While the violence has since quieted, the riots and ensuing terrorism served as a reminder that when anti-Israel incitement is spread, accusing Israel of false crimes against the Palestinians, it often results in the deaths of innocent Israeli civilians.

It is in that vein that Rick Salutin’s recent April 14 column in the Toronto Star entitled: “Is a potential civil war brewing among Israeli Jews?,” is so irresponsible.

Salutin, a Contributing Columnist for the Toronto Star, grossly understated the Jewish People’s history to their ancient sites when he referred to the Temple Mount as being a place where “some religious Jews want to restore animal sacrifice and from which Muslims traditionally believe Muhammad ascended to heaven.”

In fact, the Temple Mount is the holiest place in the world for Jews because it was where both ancient Jewish Temples were built – the first destroyed by the Babylonian Empire in 586 BCE, and the second destroyed by the Roman Empire in 68/70 CE. These are not beliefs; they are empirical facts supported by copious amounts of historical evidence.

Hundreds of years after the Second Temple was destroyed, the Al Aqsa Mosque and the golden Dome of the Rock structure were built on the same site.

To therefore describe it as an element of fringe Jewish belief is both ignorant and offensive.

But Salutin did not end his frivolous retelling of Jewish history and practice there. He later described Zionism as a “result of being hit in the face too much.” And while it is undoubtedly true that antisemitism played a central role in the modern Zionist movement, this too totally erases the ancient connection that the Jewish People as a collective have had with their ancient land since the last Roman exile nearly two millennia prior.

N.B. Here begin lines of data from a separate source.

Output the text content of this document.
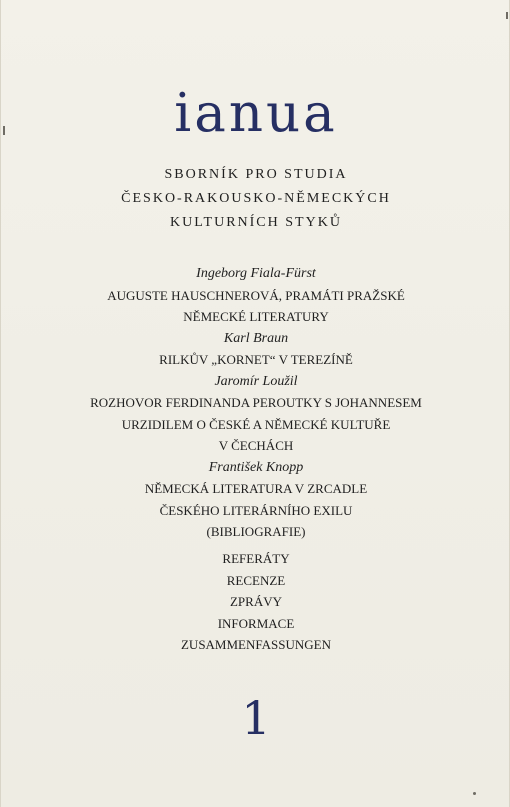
ianua
SBORNÍK PRO STUDIA
ČESKO-RAKOUSKO-NĚMECKÝCH
KULTURNÍCH STYKŮ
Ingeborg Fiala-Fürst
AUGUSTE HAUSCHNEROVÁ, PRAMÁTI PRAŽSKÉ
NĚMECKÉ LITERATURY
Karl Braun
RILKŮV „KORNET“ V TEREZÍNĚ
Jaromír Loužil
ROZHOVOR FERDINANDA PEROUTKY S JOHANNESEM
URZIDILEM O ČESKÉ A NĚMECKÉ KULTUŘE
V ČECHÁCH
František Knopp
NĚMECKÁ LITERATURA V ZRCADLE
ČESKÉHO LITERÁRNÍHO EXILU
(BIBLIOGRAFIE)
REFERÁTY
RECENZE
ZPRÁVY
INFORMACE
ZUSAMMENFASSUNGEN
1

Since the destruction of the Second Temple by the Roman Empire in the first century CE, the Jews have yearned to return to their ancestral land, and soon Jews began praying for the return to Jerusalem three times, every single day.

This connection to Israel, and Jerusalem in particular, did not arise out of thin air. The Hebrew Bible mentions Jerusalem literally hundreds of times, and the Land of Israel is where the ancient Jewish kings and prophets walked and taught.

Once again, to refer to Zionism, the modern movement of the Jewish People’s self-determination in their ancient homeland, as little more than a knee-jerk response to antisemitism, once again serves to completely erase thousands of years of history.

One’s religious views on the matter are irrelevant; the Jewish People’s historic connections to Jerusalem, as the capital of their ancestral homeland, are unassailable.

Undeterred, Salutin continued his broadside against Jewish history by labeling Jews who have settled in their people’s ancient lands as “colonizers in the West Bank,” using a modern term for the ancient land of Judea & Samaria, from whence the term “Jew” originated. The term “West Bank”, in contrast, is modern, originating in the mid 20th century, and merely refers to the territory being on the western bank of the Jordan River, which was never part of any Palestinian state.

Unlike colonizers in the past, who invaded foreign lands and subjugated locals, these alleged Jewish “colonizers” live in a land where their ancestors lived, stretching back to historic times but never severed, follow the faith of their ancestors, and who have reconstituted an ancient nation-state. These are in no way representative of what colonization means.

Salutin continued his volley by arguing that Jewish “religious fanatics who believe in one indisputable, literal interpretation of Scripture- which tells them that God gave this land to them and their descendants and nobody else,” cannot be reasoned with.

But nowhere in Israel’s modern history, past or present, has shown that the country is governed by any kind of religious fanaticism. Unlike many of Israel’s theocratic neighbours, such as Iran and Saudi Arabia, Israel is simultaneously a Jewish State, and a democratic one, which protects the rights of all its peoples, both non-Jews and Jews of varied religious observance.

It is unclear what prompted Salutin to craft such an unfounded attack on Jewish history, but as recent Palestinian violence in Jerusalem has shown, anti-Israel propaganda based on rewriting history can often have dangerous consequences, and Salutin should be far more responsible before penning overt disinformation in future.